Neste momento me parece q há duas incógnitas principais: primeiro, a atitude da Polícia, que parece neste momento bem menos tolerante com os movimentos sociais em solidariedade aos palestinos, até mesmo pois estes se mostram em um estado que oscila entre a exaustão (quase 4 meses protestando sem conseguir de fato o cessar da matança cometida pela IDF) e a radicalização das ações, uma vez que o Direito Internacional e o ICJ mostra-se incapaz de interromper a carnificina com suas propostas de medidas provisórias que, para além de não terem falado em cessar fogo, ainda carecem de poder efetivo (que seria prerrogativa do Conselho de Segurança da ONU). Outra incógnita é o quanto estes movimentos saberão, na urgência deste momento, confluir em prol da interseccionalidade, ou o quanto cada causa permanecerá em seu nicho, o que me parece enfraquecer a ambas. Na confluência e na interseção da luta pela libertação da Palestina e da luta por justiça climática é que talvez more nossa potência mais promissora.
Carli, 2/2/24
No sempre a-caminho do viver…
SAIBA MAIS SOBRE: “BLOKADIA”
This direct-action phenomenon has been growing around the globe.

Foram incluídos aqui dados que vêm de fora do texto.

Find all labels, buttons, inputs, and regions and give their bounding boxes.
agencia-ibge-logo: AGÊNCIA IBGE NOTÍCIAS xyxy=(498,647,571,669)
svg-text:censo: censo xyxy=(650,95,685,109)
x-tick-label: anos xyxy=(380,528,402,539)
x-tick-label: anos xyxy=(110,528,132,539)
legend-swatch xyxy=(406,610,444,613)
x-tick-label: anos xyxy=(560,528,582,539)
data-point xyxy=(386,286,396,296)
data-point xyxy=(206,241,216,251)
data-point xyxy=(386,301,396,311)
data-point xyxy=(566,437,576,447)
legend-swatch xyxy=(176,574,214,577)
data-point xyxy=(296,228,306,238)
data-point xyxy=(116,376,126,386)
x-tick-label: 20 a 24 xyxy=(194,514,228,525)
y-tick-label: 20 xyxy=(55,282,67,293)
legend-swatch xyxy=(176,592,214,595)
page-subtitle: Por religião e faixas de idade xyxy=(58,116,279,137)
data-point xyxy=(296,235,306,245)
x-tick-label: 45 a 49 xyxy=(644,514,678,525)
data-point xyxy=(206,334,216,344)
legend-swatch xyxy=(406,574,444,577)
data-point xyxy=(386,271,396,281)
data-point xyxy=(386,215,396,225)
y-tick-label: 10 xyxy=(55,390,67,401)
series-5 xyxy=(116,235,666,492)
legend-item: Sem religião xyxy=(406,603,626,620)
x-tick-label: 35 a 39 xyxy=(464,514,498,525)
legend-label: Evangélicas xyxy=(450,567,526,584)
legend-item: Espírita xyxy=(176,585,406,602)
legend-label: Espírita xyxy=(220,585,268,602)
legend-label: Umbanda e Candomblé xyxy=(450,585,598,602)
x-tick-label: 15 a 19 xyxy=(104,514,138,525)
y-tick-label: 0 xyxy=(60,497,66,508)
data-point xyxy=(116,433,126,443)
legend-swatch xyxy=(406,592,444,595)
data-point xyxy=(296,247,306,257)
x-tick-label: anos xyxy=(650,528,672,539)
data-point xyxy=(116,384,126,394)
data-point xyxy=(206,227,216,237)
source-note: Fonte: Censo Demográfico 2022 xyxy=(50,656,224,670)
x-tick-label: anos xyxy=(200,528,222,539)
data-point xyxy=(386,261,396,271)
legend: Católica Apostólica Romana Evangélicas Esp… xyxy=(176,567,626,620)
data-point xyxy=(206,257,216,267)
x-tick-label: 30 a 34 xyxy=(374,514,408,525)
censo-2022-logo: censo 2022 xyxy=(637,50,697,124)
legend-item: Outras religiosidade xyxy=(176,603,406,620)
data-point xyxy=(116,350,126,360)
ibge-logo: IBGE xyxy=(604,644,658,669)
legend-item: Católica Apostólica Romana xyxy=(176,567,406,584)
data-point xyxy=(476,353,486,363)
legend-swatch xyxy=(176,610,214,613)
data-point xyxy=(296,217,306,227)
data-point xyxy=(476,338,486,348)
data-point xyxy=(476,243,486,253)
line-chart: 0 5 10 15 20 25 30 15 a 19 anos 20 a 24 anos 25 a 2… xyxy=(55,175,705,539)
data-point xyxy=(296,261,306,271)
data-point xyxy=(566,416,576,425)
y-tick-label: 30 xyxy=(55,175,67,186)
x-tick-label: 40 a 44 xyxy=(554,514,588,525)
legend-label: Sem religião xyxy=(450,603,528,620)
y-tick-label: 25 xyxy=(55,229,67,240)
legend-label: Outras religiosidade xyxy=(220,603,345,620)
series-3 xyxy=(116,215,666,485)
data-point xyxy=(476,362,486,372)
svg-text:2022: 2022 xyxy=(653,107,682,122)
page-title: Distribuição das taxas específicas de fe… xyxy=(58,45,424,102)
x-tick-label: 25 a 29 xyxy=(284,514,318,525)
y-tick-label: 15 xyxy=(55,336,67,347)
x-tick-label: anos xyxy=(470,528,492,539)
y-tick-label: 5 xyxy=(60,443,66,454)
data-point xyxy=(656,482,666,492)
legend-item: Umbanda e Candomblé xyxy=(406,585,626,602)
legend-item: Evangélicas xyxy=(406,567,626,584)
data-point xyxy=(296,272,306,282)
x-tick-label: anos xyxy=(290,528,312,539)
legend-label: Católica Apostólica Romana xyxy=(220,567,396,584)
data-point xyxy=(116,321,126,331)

Examples include the Keystone XL Pipeline protests in the United States, the Shell to Sea protests in Ireland and more recently the ‘Ende Glelände’ protests at Europe’s largest CO2 emitter near Bonn in Germany.

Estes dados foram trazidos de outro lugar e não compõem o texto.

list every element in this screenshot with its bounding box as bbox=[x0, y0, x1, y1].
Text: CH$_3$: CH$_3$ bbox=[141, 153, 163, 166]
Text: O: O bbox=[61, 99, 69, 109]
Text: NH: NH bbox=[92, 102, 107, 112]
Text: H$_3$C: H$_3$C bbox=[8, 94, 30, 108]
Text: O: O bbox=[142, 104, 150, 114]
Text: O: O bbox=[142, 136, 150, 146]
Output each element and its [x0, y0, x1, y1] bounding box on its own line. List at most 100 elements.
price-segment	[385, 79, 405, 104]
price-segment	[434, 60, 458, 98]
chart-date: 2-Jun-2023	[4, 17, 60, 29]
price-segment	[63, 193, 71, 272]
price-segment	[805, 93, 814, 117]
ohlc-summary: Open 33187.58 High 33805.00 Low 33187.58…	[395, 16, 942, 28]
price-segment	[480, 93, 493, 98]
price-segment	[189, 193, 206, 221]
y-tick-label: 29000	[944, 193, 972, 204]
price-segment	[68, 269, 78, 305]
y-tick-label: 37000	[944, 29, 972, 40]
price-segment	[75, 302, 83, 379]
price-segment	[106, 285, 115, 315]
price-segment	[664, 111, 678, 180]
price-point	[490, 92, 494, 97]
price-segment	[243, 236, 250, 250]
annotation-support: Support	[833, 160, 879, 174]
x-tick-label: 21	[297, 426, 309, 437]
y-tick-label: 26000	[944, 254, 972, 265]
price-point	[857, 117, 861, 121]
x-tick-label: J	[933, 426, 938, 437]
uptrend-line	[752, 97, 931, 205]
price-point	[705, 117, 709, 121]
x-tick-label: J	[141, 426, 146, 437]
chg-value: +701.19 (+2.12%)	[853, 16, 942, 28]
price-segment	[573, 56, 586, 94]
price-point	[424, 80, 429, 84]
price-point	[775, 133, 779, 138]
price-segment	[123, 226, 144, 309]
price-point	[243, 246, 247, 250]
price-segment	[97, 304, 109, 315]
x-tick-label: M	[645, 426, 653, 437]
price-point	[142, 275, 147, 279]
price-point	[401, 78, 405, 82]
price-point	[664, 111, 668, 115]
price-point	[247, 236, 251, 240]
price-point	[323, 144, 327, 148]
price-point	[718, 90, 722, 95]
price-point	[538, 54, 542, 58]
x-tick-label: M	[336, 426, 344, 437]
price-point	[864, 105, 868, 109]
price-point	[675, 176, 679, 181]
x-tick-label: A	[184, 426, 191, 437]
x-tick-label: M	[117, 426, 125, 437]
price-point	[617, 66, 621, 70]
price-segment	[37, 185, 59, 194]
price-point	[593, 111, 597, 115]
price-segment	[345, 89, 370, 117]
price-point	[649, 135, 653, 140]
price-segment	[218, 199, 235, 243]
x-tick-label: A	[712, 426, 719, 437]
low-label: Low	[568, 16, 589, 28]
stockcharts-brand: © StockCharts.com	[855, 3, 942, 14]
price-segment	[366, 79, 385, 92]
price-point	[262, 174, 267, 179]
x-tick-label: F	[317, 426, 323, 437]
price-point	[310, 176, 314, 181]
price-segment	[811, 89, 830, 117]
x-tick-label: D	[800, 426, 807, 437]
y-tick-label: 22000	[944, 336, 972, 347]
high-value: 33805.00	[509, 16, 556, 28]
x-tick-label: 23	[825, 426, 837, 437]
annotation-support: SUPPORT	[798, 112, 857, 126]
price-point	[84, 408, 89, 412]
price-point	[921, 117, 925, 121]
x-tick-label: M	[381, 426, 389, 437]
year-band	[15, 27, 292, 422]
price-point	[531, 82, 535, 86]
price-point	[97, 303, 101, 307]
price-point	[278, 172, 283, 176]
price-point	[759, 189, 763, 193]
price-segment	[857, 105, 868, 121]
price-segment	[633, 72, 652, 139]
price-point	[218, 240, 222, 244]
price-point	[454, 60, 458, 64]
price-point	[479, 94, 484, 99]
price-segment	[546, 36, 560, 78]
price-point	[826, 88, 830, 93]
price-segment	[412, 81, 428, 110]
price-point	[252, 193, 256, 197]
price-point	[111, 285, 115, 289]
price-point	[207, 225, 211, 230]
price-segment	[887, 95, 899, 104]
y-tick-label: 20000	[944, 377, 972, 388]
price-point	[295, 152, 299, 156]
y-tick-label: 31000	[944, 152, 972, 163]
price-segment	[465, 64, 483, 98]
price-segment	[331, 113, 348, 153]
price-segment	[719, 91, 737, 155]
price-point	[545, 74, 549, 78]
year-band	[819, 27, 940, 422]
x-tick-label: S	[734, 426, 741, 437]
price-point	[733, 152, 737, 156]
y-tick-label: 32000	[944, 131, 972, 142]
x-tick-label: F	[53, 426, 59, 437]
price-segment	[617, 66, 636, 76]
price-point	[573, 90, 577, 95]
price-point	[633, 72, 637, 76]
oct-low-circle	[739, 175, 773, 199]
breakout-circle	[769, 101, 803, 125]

Research from the Autonomous University of Barcelona, Lund University (Sweden) and Universidad del Magdalena (Colombia) has found that this kind of direct action is growing.
In the last decade has seen a sixfold increase in the number of these protests globally.
A new interactive map shows the rise of Blockadia. In ten years, Blockadia actions started in at least 48 places, compared to only 8 that started in the previous decade.
The most recent entry is the ‘Ende Gelände’ protest which coincided with the COP talks in Bonn. This is just one of 70 cases pictured in the Blockadia Map. In 16 cases, the targeted fossil fuel project was also stopped.
Nick Meynen, Environmental Justice Project Officer at the European Environmental Bureau said:
“Blockadia activist have to risk jail or even death for what they do, but in the face of the massive political failure on climate change they think more in terms of what is legitimate than what is legal. They put their safety at risk to protect all of us. Having a scientific community supporting them, for example with the Blockadia Map, means a lot these people.”
Professor Joan Martínez-Alier from ICTA-Universitat Autònoma de Barcelona said:
“Since the 1990s, communities and organizations from Ecuador to Nigeria and the Philippines and many other countries, oppose coal, oil or gas extraction and burning not only because of local health and livelihood reasons but also because of the need to keep the “unburnable fuels” in the ground to prevent climate change. Some of the militants have paid with their lives.”